Un jour je partagerai ma vie entre ces capitales de misère où les enfants sont bon marché, puisque j’ai découvert que la pouillerie, comme l’extrême richesse, rend les mœurs plus affables. Le prostitué est un privilégié entre les pauvres : il a sa beauté, qu’il vend et revend pour mourir moins vite.
On me reprochera un tel opportunisme. Mais cela ne suffira pas à m’empêcher d’acheter avec le petit salaire que j’aurai, des orgies fabuleuses – au risque d’être ouvertement humilié, égorgé ou tondu. Je penserai que cette franchise a du bon et, résigné aux représailles, sucerai les ventres de ceux qui sucent des os et qui perdraient jusqu’au plaisir de détester, sans les pédérastes auxquels ils vendent les ruisseaux de leurs reins – ainsi que leur frimousse, où je reconnaîtrai ma propre détresse, car les faims se ressemblent, même s’il en est de plus méprisées que d’autres.

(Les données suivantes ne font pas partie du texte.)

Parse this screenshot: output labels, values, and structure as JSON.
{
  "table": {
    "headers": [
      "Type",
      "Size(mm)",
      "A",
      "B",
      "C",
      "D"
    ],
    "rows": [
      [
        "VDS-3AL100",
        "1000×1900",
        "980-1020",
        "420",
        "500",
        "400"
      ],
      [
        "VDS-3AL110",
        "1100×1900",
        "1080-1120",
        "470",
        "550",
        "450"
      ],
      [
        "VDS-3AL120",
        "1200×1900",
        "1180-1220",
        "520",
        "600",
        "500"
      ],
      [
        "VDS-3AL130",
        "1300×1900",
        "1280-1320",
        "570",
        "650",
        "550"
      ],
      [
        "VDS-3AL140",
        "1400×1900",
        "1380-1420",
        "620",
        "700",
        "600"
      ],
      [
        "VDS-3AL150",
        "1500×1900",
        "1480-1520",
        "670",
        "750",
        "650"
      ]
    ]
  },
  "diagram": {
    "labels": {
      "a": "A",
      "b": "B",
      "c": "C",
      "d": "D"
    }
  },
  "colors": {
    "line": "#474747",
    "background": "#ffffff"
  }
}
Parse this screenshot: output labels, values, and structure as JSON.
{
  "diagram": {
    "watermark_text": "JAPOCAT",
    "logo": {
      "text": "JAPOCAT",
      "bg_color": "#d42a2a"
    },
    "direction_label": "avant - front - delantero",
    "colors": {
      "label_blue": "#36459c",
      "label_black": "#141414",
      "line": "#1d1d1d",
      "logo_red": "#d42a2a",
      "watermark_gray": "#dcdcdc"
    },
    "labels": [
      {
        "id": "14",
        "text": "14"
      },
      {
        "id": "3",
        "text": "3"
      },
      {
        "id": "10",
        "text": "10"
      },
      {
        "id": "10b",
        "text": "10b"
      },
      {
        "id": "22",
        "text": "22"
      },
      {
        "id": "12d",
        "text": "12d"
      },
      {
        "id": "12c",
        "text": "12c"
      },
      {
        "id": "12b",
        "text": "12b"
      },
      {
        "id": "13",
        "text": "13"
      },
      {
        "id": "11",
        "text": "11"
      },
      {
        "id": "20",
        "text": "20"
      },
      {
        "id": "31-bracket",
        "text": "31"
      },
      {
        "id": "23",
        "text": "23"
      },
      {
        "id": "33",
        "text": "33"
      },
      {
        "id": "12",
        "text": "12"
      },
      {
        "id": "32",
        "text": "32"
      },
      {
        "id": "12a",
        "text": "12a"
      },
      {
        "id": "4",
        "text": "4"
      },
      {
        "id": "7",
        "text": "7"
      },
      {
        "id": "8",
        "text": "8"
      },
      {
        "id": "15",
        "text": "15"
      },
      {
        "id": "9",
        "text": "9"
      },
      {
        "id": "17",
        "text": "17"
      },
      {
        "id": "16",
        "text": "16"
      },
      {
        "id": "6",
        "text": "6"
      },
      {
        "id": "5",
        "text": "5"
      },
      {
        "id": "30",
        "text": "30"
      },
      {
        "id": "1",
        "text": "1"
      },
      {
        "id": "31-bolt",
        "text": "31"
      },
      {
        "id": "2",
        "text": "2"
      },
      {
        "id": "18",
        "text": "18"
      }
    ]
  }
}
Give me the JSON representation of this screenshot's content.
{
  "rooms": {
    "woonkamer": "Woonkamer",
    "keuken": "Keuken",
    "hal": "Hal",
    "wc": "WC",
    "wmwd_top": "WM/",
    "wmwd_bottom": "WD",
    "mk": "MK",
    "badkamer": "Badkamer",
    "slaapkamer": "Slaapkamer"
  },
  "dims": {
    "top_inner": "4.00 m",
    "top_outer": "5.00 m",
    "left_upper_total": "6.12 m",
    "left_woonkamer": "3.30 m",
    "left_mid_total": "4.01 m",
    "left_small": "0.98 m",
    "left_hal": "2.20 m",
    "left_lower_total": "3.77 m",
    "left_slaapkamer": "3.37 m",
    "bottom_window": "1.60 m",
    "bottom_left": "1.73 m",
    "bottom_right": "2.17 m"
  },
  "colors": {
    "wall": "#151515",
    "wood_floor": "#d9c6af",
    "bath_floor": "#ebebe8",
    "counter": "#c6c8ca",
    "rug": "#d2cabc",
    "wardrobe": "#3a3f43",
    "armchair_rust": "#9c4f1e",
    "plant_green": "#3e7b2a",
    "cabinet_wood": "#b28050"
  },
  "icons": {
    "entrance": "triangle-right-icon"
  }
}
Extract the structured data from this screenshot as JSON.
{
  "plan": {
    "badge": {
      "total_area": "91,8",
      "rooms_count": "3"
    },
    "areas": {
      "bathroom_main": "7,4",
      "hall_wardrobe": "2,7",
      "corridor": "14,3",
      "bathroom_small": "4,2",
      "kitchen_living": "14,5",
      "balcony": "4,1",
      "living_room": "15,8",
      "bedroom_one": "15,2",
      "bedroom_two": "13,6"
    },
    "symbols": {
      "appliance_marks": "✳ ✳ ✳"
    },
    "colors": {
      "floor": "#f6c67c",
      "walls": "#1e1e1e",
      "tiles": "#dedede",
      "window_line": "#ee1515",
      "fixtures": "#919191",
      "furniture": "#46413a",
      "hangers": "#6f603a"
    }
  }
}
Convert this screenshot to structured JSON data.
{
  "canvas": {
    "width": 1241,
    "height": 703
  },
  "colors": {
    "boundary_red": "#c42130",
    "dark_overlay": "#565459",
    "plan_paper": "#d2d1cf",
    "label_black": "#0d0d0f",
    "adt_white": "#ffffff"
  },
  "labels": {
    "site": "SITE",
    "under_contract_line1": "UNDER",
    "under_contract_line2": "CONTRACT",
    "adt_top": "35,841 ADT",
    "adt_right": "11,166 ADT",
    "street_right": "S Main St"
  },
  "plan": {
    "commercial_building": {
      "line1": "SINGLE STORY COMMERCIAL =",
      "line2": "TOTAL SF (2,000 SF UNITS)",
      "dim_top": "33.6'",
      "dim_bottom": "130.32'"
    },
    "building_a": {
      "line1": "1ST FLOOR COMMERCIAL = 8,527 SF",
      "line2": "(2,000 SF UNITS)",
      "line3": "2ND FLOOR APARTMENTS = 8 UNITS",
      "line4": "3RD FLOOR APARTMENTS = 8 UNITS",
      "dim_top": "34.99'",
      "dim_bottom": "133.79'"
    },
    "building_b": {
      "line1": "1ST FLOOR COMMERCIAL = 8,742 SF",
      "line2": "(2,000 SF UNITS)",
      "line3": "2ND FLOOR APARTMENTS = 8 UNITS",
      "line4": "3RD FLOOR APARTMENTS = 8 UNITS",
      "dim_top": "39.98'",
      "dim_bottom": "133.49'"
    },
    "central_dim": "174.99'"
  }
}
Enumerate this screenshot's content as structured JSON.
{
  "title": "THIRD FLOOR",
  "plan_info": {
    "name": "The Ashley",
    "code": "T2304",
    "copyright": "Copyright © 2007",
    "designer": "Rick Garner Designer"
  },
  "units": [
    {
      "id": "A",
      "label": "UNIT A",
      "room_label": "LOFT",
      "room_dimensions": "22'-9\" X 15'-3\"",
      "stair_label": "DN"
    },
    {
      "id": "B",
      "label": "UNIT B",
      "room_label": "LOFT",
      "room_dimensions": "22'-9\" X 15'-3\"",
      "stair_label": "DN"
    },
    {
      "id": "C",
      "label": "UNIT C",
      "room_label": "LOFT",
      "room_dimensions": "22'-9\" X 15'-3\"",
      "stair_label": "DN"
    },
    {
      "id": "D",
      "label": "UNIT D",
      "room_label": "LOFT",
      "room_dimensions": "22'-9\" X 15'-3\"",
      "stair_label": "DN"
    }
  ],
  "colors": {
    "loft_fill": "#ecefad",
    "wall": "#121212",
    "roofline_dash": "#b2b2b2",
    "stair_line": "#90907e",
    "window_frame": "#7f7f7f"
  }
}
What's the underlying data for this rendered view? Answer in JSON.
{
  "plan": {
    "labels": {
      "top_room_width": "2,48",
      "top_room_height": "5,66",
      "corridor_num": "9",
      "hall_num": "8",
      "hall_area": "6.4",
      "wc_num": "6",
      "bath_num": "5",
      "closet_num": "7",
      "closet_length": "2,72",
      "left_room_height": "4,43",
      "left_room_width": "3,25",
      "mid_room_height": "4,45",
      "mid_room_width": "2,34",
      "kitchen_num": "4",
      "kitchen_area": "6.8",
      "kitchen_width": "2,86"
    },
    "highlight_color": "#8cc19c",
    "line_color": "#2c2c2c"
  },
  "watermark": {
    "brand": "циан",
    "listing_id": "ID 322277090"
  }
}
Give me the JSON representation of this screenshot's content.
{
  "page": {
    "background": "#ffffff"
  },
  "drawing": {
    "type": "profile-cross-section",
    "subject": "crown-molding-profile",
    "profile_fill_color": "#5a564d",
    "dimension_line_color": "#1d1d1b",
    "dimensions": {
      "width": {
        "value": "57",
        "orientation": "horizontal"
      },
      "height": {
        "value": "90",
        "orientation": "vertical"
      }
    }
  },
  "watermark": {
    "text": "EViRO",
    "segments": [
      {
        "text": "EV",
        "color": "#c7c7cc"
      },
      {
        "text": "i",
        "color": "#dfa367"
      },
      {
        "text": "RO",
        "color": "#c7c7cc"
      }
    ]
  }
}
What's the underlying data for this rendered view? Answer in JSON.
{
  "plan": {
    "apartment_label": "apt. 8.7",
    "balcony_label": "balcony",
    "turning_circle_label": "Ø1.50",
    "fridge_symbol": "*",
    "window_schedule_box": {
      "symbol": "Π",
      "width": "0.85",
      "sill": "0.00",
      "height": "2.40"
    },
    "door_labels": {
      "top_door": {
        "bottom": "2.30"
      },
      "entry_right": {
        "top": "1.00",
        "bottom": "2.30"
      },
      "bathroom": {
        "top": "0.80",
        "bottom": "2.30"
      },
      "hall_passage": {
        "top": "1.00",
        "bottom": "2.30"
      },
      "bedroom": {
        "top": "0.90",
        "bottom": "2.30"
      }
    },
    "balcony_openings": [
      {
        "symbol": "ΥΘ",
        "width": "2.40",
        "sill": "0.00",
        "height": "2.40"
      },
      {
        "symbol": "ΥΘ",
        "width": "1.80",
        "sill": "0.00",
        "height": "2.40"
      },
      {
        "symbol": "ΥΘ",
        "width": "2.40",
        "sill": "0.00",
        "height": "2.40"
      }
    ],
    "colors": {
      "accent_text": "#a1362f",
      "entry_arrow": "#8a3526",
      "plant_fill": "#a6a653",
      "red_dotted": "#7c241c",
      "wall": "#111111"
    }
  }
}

Puisse quelque maladie contractée auprès d’eux nous rendre tout à fait semblables ! Ainsi je resterai là-bas, vivrai à leurs côté, et les corps deviendront fraternels et non plus mercenaires. Je me vendrai à mon tour. Ou plutôt, mon instinct d’occidental et de chrétien me donnera le talent d’être proxénète, ce qui me procurera les prestiges d’une éducation bien comprise et des facilités amoureuses.
Je pourrai créer à mon usage un harem d’enfants, d’adolescents et de jeunes hommes, j’y vieillirai, empâté et rougeaud, et j’aurai embrassé tant de lèvres, foré tant de culs, reçu tant de foutre, que je deviendrai un énorme bouddha de suif dont il faudra soulever le ventre pour dénicher, dessous, la queue fripée. Enfin, n’ayant vu aucun enfant que je n’aie pollué, aucun mâle dont je n’aie guidé le membre dans mes profonds replis, je mourrai – et de tout ce sperme pourrissant jailliront sur ma tombe de grands lys où les morpions viendront nicher.
Ainsi aurai-je accompli ici-bas notre fin essentielle, ayant méprisé, exploité, humilié comme on m’en avait donné l’exemple, et soumis cet enfer dont j’étais part misérable.